Disponível hoje na mídia nacional, o programa de governo do candidato tucano sutilmente apresenta um discurso voltado às grandes indústrias e lobbies de segmentos importantes da tecnologia principalmente a indústria de software e empresas de telecomunicações. Nele, promete a caça às bruxas por meio do aperfeiçoamento da legislação e punição dos piratas, além da redução de arrecadação visando o bem-estar de empresas norte-americanas e européias quando do envio de royalties ao exterior.

A necessidade de aperfeiçoamento destas leis não é senão o principal interesse norte-americano, permitindo inclusive, como na América, ser a liberdade vigiada pelos mais diversos meios tecnológicos. Na verdade nossa legislação relacionada a direitos autorais é funcional em sua grande parte, sendo necessária a efetiva aplicação da mesma e claro, modificações no tocante aos novos e modernos assuntos sem usar terminologia arcaica como “telemática”, dinamizando as leis para que atendam à todos e não somente à alguns. Mas a intenção não é esta. É colocar dentro do mesmo balaio a punição dos piratas atendendo aos desejos e pressões da indústria, principalmente de entretenimento norte-americana junto com a flexibilização de nossas leis, permitindo que desmandes como os apresentados nas culturas do norte possam aqui ser aplicados.

Prova cabal que o programa é voltado à esta indústria está no ponto onde a redução de impostos para o envio de royaties ao exterior é comentado. Ora, quem são os beneficiários desta ação? Somente a indústria deles pois nós brasileiros que produzimos softwares, não enviamos royalties para ninguém. Então, qual a vantagem para nós? Somente a aquisição de produtos como Windows com preços módicos e mais um sangramento do estado para o benefício das grandes corporações.
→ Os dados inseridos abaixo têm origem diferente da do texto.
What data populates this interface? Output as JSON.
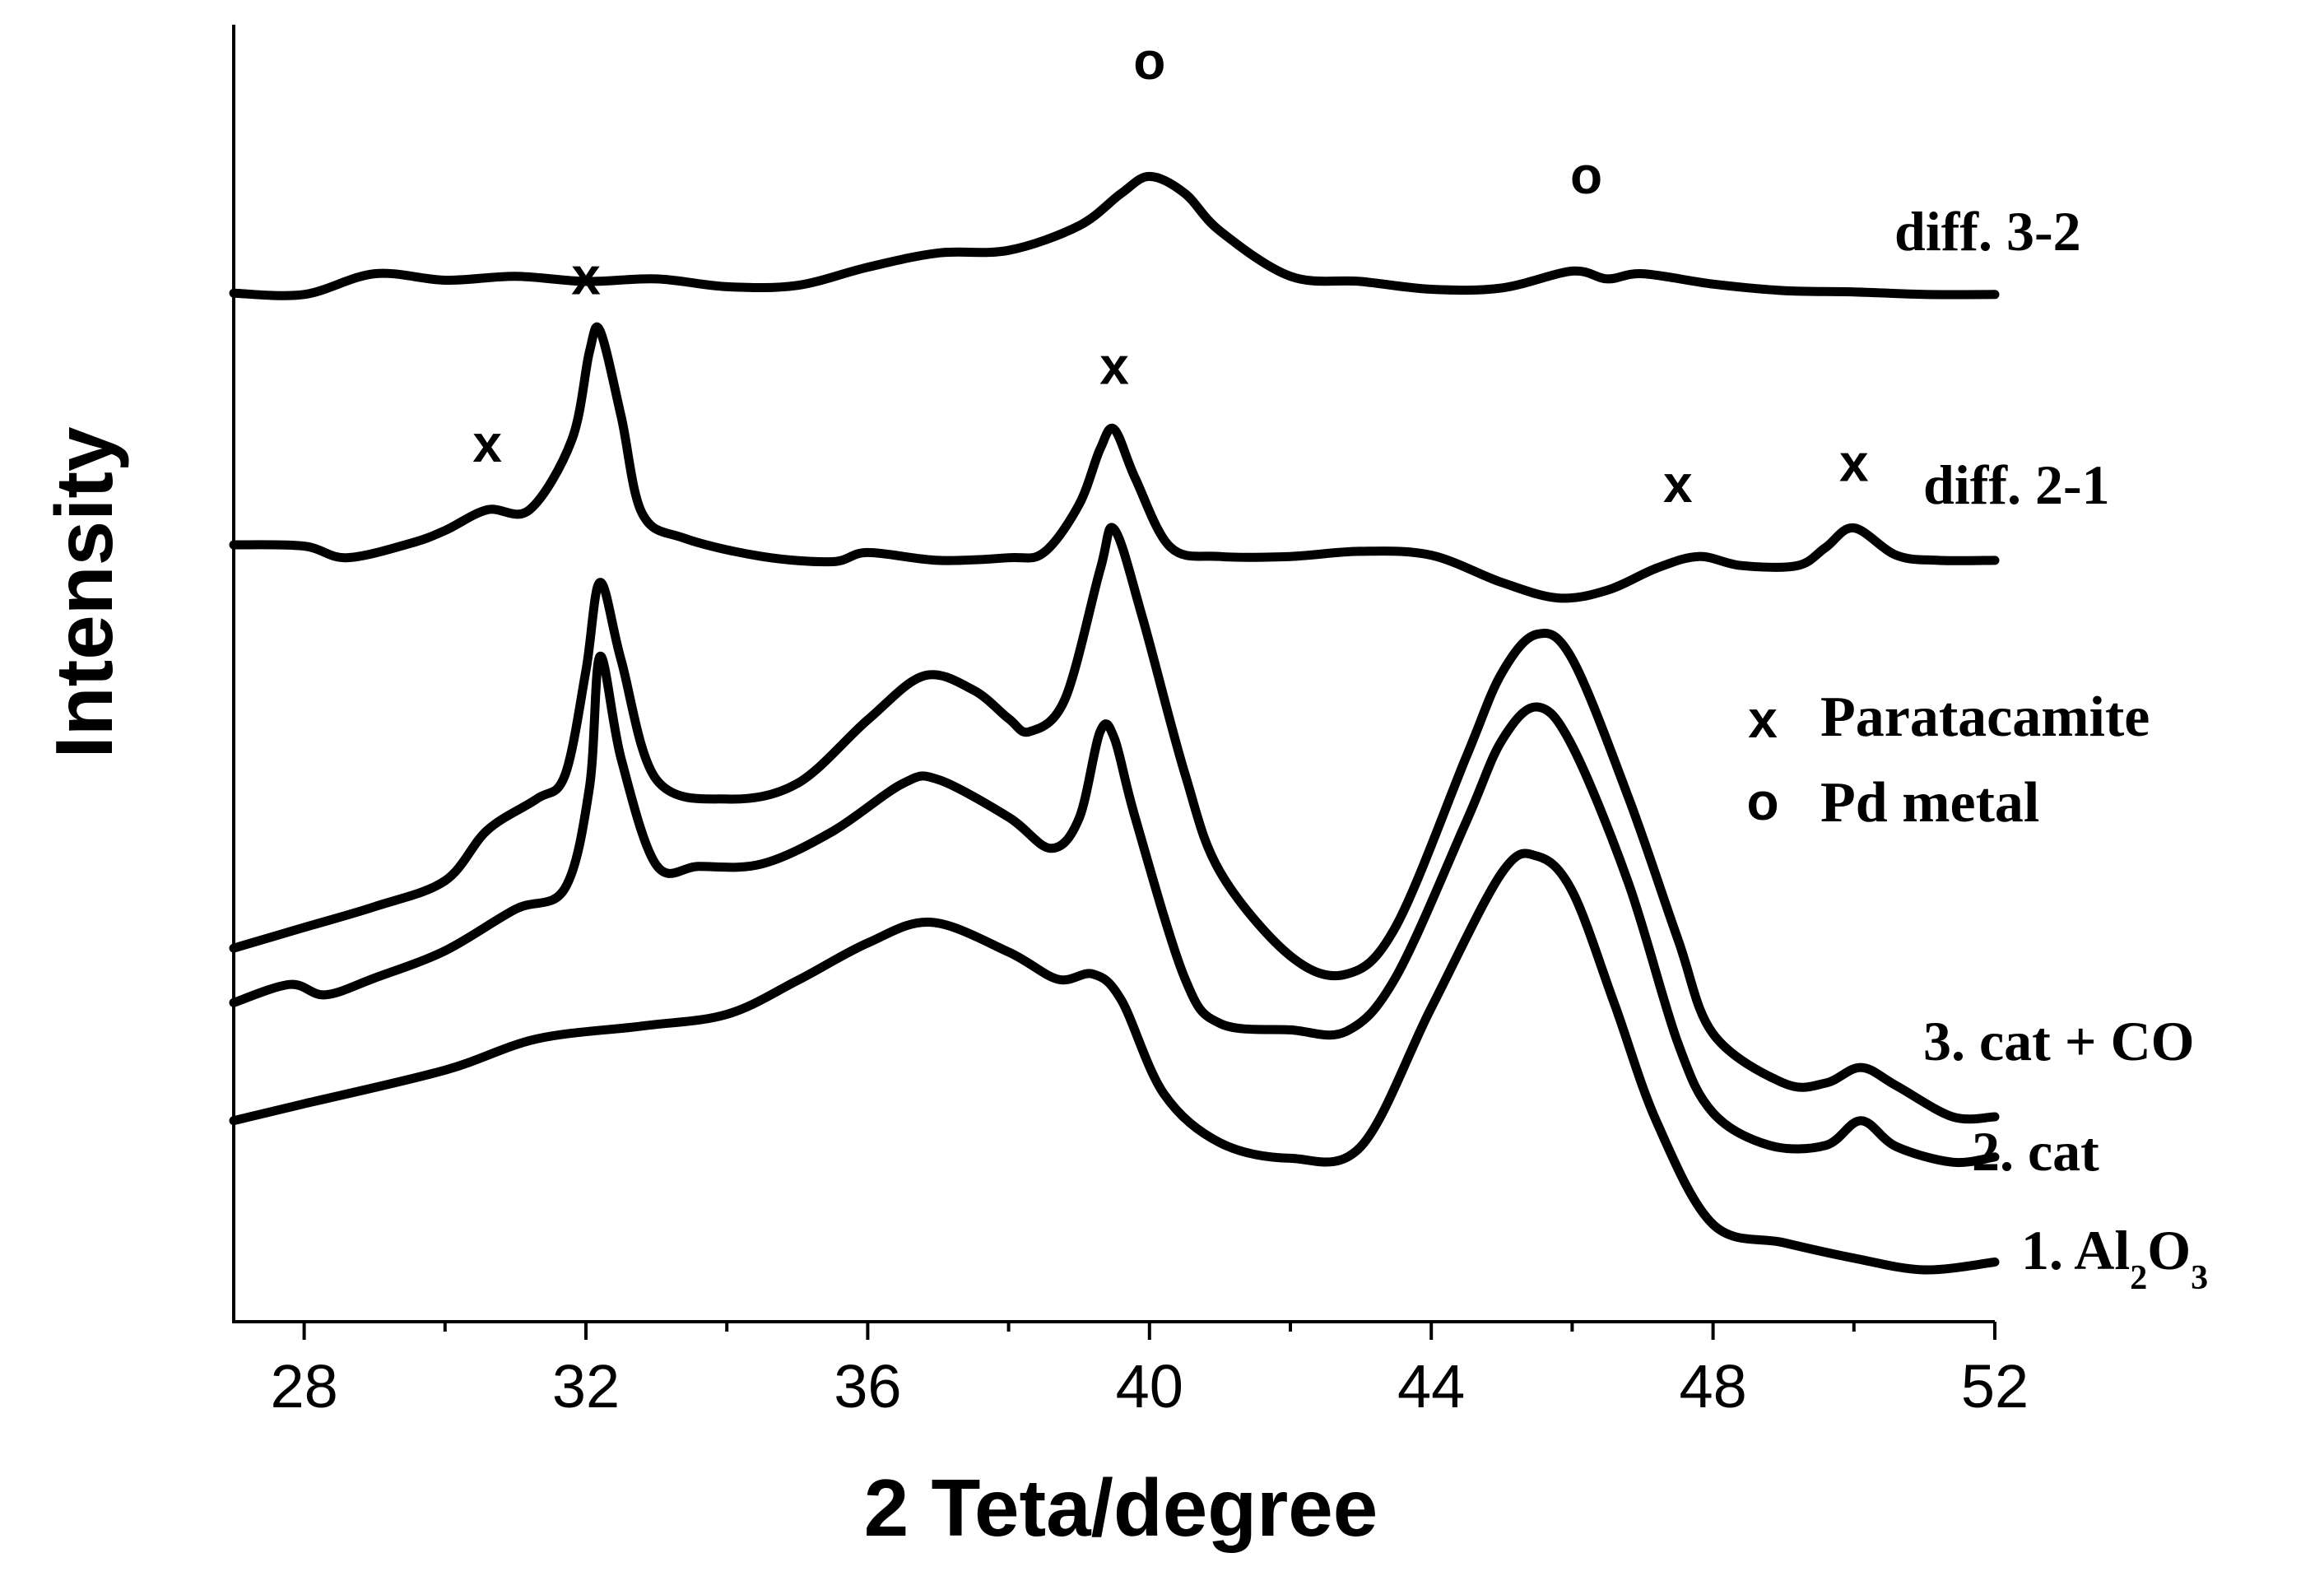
{
  "chart_data": {
    "type": "line",
    "xlabel": "2 Teta/degree",
    "ylabel": "Intensity",
    "xlim": [
      27,
      52
    ],
    "ylim": [
      0,
      100
    ],
    "xticks": [
      28,
      32,
      36,
      40,
      44,
      48,
      52
    ],
    "minor_xticks": [
      30,
      34,
      38,
      42,
      46,
      50
    ],
    "grid": false,
    "y_tick_labels": false,
    "series": [
      {
        "name": "1. Al2O3",
        "label_main": "1. Al",
        "label_sub1": "2",
        "label_mid": "O",
        "label_sub2": "3",
        "baseline": 15.5,
        "points": [
          [
            27,
            15.5
          ],
          [
            28,
            16.8
          ],
          [
            30,
            19.4
          ],
          [
            31.3,
            21.8
          ],
          [
            32.8,
            22.8
          ],
          [
            34,
            23.7
          ],
          [
            35,
            26.3
          ],
          [
            36,
            29.2
          ],
          [
            36.9,
            30.8
          ],
          [
            38,
            28.5
          ],
          [
            38.7,
            26.4
          ],
          [
            39.2,
            26.8
          ],
          [
            39.6,
            24.8
          ],
          [
            40.2,
            17.6
          ],
          [
            41,
            13.8
          ],
          [
            42,
            12.6
          ],
          [
            43,
            13.5
          ],
          [
            44,
            24.2
          ],
          [
            45,
            34.6
          ],
          [
            45.5,
            35.9
          ],
          [
            46,
            33.2
          ],
          [
            46.6,
            24.5
          ],
          [
            47.2,
            15.4
          ],
          [
            48,
            7.5
          ],
          [
            49,
            6.1
          ],
          [
            50,
            4.9
          ],
          [
            51,
            4.0
          ],
          [
            52,
            4.6
          ]
        ],
        "peaks": []
      },
      {
        "name": "2. cat",
        "label": "2. cat",
        "baseline": 24.6,
        "points": [
          [
            27,
            24.6
          ],
          [
            27.8,
            26.0
          ],
          [
            28.3,
            25.2
          ],
          [
            29,
            26.5
          ],
          [
            30,
            28.6
          ],
          [
            31,
            31.8
          ],
          [
            31.7,
            33.4
          ],
          [
            32.05,
            41.2
          ],
          [
            32.2,
            51.3
          ],
          [
            32.5,
            43.4
          ],
          [
            33,
            35.2
          ],
          [
            33.6,
            35.1
          ],
          [
            34.5,
            35.3
          ],
          [
            35.5,
            37.8
          ],
          [
            36.5,
            41.5
          ],
          [
            37,
            41.8
          ],
          [
            38,
            38.9
          ],
          [
            38.6,
            36.5
          ],
          [
            39.0,
            38.8
          ],
          [
            39.3,
            45.5
          ],
          [
            39.5,
            45.0
          ],
          [
            39.8,
            38.8
          ],
          [
            40.5,
            26.5
          ],
          [
            41,
            23.0
          ],
          [
            42,
            22.5
          ],
          [
            42.8,
            22.4
          ],
          [
            43.5,
            26.6
          ],
          [
            44.5,
            38.6
          ],
          [
            45,
            44.8
          ],
          [
            45.5,
            47.4
          ],
          [
            46,
            44.4
          ],
          [
            46.8,
            33.8
          ],
          [
            47.5,
            21.5
          ],
          [
            48,
            16.1
          ],
          [
            48.8,
            13.6
          ],
          [
            49.6,
            13.6
          ],
          [
            50.1,
            15.5
          ],
          [
            50.6,
            13.5
          ],
          [
            51.4,
            12.3
          ],
          [
            52,
            12.7
          ]
        ],
        "peaks": []
      },
      {
        "name": "3. cat + CO",
        "label": "3. cat + CO",
        "baseline": 28.8,
        "points": [
          [
            27,
            28.8
          ],
          [
            28,
            30.4
          ],
          [
            29,
            32.0
          ],
          [
            30,
            34.0
          ],
          [
            30.6,
            37.9
          ],
          [
            31.3,
            40.3
          ],
          [
            31.7,
            42.1
          ],
          [
            32.0,
            50.2
          ],
          [
            32.2,
            57.0
          ],
          [
            32.5,
            51.0
          ],
          [
            33,
            41.8
          ],
          [
            34,
            40.3
          ],
          [
            35,
            41.5
          ],
          [
            36,
            46.4
          ],
          [
            36.8,
            49.8
          ],
          [
            37.5,
            48.7
          ],
          [
            38,
            46.5
          ],
          [
            38.3,
            45.5
          ],
          [
            38.8,
            48.0
          ],
          [
            39.3,
            58.0
          ],
          [
            39.5,
            61.1
          ],
          [
            39.9,
            54.3
          ],
          [
            40.5,
            42.3
          ],
          [
            41,
            34.7
          ],
          [
            42,
            28.2
          ],
          [
            42.8,
            26.8
          ],
          [
            43.5,
            30.5
          ],
          [
            44.5,
            43.6
          ],
          [
            45,
            50.0
          ],
          [
            45.5,
            53.0
          ],
          [
            46,
            51.1
          ],
          [
            46.8,
            40.4
          ],
          [
            47.5,
            29.5
          ],
          [
            48,
            22.2
          ],
          [
            49,
            18.4
          ],
          [
            49.6,
            18.4
          ],
          [
            50.1,
            19.6
          ],
          [
            50.6,
            18.2
          ],
          [
            51.4,
            15.8
          ],
          [
            52,
            15.8
          ]
        ],
        "peaks": []
      },
      {
        "name": "diff. 2-1",
        "label": "diff. 2-1",
        "baseline": 59.9,
        "points": [
          [
            27,
            59.9
          ],
          [
            28,
            59.8
          ],
          [
            28.6,
            58.9
          ],
          [
            29.5,
            60.0
          ],
          [
            30,
            61.0
          ],
          [
            30.6,
            62.6
          ],
          [
            31.2,
            62.6
          ],
          [
            31.8,
            68.0
          ],
          [
            32.05,
            74.8
          ],
          [
            32.2,
            76.4
          ],
          [
            32.5,
            69.8
          ],
          [
            32.8,
            62.3
          ],
          [
            33.4,
            60.4
          ],
          [
            34.5,
            59.0
          ],
          [
            35.5,
            58.6
          ],
          [
            36,
            59.3
          ],
          [
            37,
            58.7
          ],
          [
            38,
            58.9
          ],
          [
            38.5,
            59.3
          ],
          [
            39.0,
            63.0
          ],
          [
            39.3,
            67.3
          ],
          [
            39.5,
            68.8
          ],
          [
            39.8,
            65.0
          ],
          [
            40.3,
            59.7
          ],
          [
            41,
            59.0
          ],
          [
            42,
            59.0
          ],
          [
            43,
            59.4
          ],
          [
            44,
            59.1
          ],
          [
            45,
            57.0
          ],
          [
            45.8,
            55.8
          ],
          [
            46.5,
            56.4
          ],
          [
            47.2,
            58.1
          ],
          [
            47.8,
            59.0
          ],
          [
            48.4,
            58.3
          ],
          [
            49.2,
            58.3
          ],
          [
            49.6,
            59.7
          ],
          [
            50,
            61.2
          ],
          [
            50.6,
            59.1
          ],
          [
            51.2,
            58.7
          ],
          [
            52,
            58.7
          ]
        ],
        "peaks": []
      },
      {
        "name": "diff. 3-2",
        "label": "diff. 3-2",
        "baseline": 79.3,
        "points": [
          [
            27,
            79.3
          ],
          [
            28,
            79.2
          ],
          [
            29,
            80.8
          ],
          [
            30,
            80.3
          ],
          [
            31,
            80.6
          ],
          [
            32,
            80.2
          ],
          [
            33,
            80.4
          ],
          [
            34,
            79.8
          ],
          [
            35,
            79.9
          ],
          [
            36,
            81.3
          ],
          [
            37,
            82.4
          ],
          [
            38,
            82.6
          ],
          [
            39,
            84.5
          ],
          [
            39.6,
            87.0
          ],
          [
            40,
            88.3
          ],
          [
            40.5,
            87.0
          ],
          [
            41,
            84.1
          ],
          [
            42,
            80.6
          ],
          [
            43,
            80.2
          ],
          [
            44,
            79.6
          ],
          [
            45,
            79.7
          ],
          [
            46,
            81.0
          ],
          [
            46.5,
            80.4
          ],
          [
            47,
            80.8
          ],
          [
            48,
            80.0
          ],
          [
            49,
            79.5
          ],
          [
            50,
            79.4
          ],
          [
            51,
            79.2
          ],
          [
            52,
            79.2
          ]
        ],
        "peaks": []
      }
    ],
    "markers": [
      {
        "symbol": "x",
        "x": 30.6,
        "y": 67.7
      },
      {
        "symbol": "x",
        "x": 32.0,
        "y": 80.6
      },
      {
        "symbol": "x",
        "x": 39.5,
        "y": 73.7
      },
      {
        "symbol": "x",
        "x": 47.5,
        "y": 64.6
      },
      {
        "symbol": "x",
        "x": 50.0,
        "y": 66.2
      },
      {
        "symbol": "o",
        "x": 40.0,
        "y": 97.2
      },
      {
        "symbol": "o",
        "x": 46.2,
        "y": 88.4
      }
    ],
    "legend": {
      "placement": "right",
      "entries": [
        {
          "symbol": "x",
          "label": "Paratacamite"
        },
        {
          "symbol": "o",
          "label": "Pd metal"
        }
      ]
    }
  }
}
Na mesma linha de ambiguidades, o programa de governo cita a redução de impostos da telefonia e também o projeto de levar banda larga para todos os municípios brasileiros. No mínimo uma piada de mau gosto. Reduz-se impostos para o benefício das companhias (que já possuem lucros absurdos) e, ao mesmo tempo, sinaliza com uma obra faraônica digna de um Maluf dos anos 2000: uma infovia de cabos e antenas de satélite que levariam 15 anos para ser construída (se fosse construída), retornando todo o FUST para as companhias telefônicas estrangeiras. Não sou contra a idéia, mas sim contra sua inviabilidade e principalmente contra o discurso populista que se apresenta. Ou alguém acredita que a Brasil Telecom vai levar banda larga para Lucialva, no Mato Grosso com 100% de funcionamento?).

Claro que nestes planos ambiciosos, atitudes mais simples e eficientes como a redução de impostos para a micro e pequena indústria nacional de software foi polidamente esquecida. Infelizmente os pequenos, mesmo sendo mais de 60% do PIB, não são 60% dos votos e tampouco 60% da arrecadação necessária para a campanha, financiada pelos grandes conglomerados que desejam a todo o custo um governo que seja mais flexível com questões de seus impostos e mais duro quando o assunto for seus produtos.

Finalmente o software livre passa anos-luz de seu projeto de governo, lição sabiamente aprendida com seu colega de partido e governador eleito de São Paulo, José Serra que dizimou o projeto Telecentros dentro da cidade. Em sua rápida gestão, foi promovida uma verdadeira revolução na troca de Linux para o rico e financiador Windows, sinalizando assim que muito novamente irá mudar numa possível gestão federal: upgrade para Windows Vista.

Não me admira tal projeto de governo. Bem escrito, sem ataques diretos mas com entrelinhas negritadas dizendo àqueles que interessam o que realmente será feito. Infelizmente mais uma vez estas linhas não são para a comunidade de software livre nacional e tampouco para os pequenos que almejam uma política de TI correta para nosso país.

Pior do que está, pode ficar. É só votar.